In the real world, the choice is not to be right or wrong, it’s to have your expertise represented or not.
You can’t maintain the luxury of waiting until you have p< .05 to make a recommendation.
Leave the dead horse alone
I’m in the middle of reading a book right now, written by a scientist. The book is about how to teach your kids language.
I’m a busy guy so I’m listening to it as an audiobook. I’ve been listening to it for 3 full commutes to work, and so far the author has told story after story about study after study on how important it is to talk a lot to your kids.
I believe it.
I believed it after the first story.
I was impressed by how much evidence the author had by the third story.
After hours spent listening to different versions of the same thing, I’m now considering choosing a different book to read.
PhDs often have this notion that all the relevant evidence for something needs to be presented to maximize the chances that you will convince the reader. Not just different data showing the same thing, but also data showing different angles on the same message that makes it even more robust.
That’s not always wrong, but it sure doesn’t help persuade an audience that has stopped paying attention.
You need to calibrate how much data you include to back up your points. Too little and you’re just spewing folk wisdom. Too much and you’re drowning people in numbers they don’t want to swim in.
There’s no universal “right amount” of data for every situation. My suggestion? Test it out before you share it with the actual audience.
Clarity over precision
This last point is probably the only controversial one on this list. It’s one that I still struggle with, and you will probably fight for a long time.
Often when you’re writing for a non-technical audience, you have to choose between a simple statement that’s not very precise and a complex statement that’s confusing.
In most situations, a simpler sentence is the correct choice.
Before you hurl stones and demand I return my Ph.D., hear me out.
I’m not telling you to fabricate data or lie about the science.
Communication and storytelling is an art form. It’s a matter of putting information in a structure that captures people’s attention, makes them feel a certain way, gets them thinking differently, and motivates them to do something about it.
It’s not a scientific practice, but if you want to share knowledge with non-PhDs, you’re going to have to pick up some new skills.
To revisit the main point of all of these tips, the likely reason you’re trying to communicate outside of academic circles is to effect change.
You want your words to leave the audience in a different mindset than before. You want them to know things, internalize them, and act on them.
Sometimes precision gets in the way of that.
You’ve probably called someone out for doing this before. “They’ve completely skipped over the nuance!”
And you would be correct.
But then imagine someone asked you “If you had to assign that sentence a score, where 0 means totally false and 100 means totally true, what would the score be?”

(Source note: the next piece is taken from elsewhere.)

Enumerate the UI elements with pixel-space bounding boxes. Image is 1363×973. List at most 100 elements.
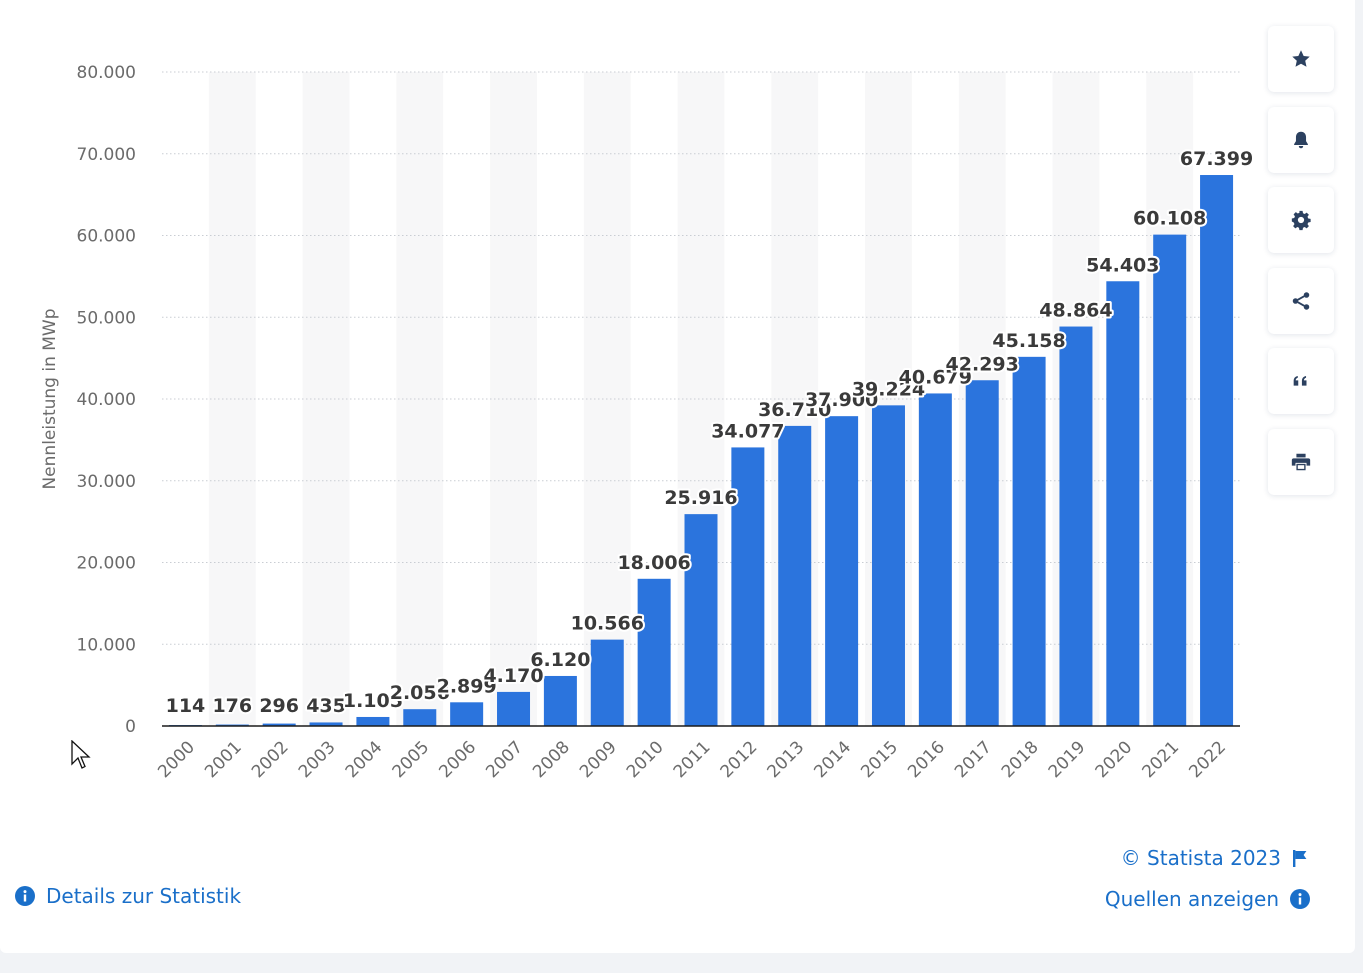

If that sentence scores 80 out of 100, it’s probably good to go.
Is 80 out of 100 universal, or a specific number you measure? Absolutely not.
But it’s an example of what it means to simplify a message to get the point across.
If you’ve only written for an academic audience, this advice sounds like heresy. How DARE you suggest I compromise on the truth for the sake of simplicity?
Your discomfort comes from a quirk of academic culture.
Scholars are expected to be able to take complex pieces of information and quickly come to a reasonable conclusion. Especially if it’s information related to their field. If they don’t understand what you wrote, that’s THEIR fault and responsibility to rectify.
When you communicate to the rest of the world, it’s YOUR responsibility as a communicator to make sure people get it.
At the end of the day, it’s about priorities
Unless you get good, you have to decide.
The choice is between having your audience know a condensed version of what you know, versus your audience getting bored and confused, having learned nothing because you couldn’t escape your PhD training.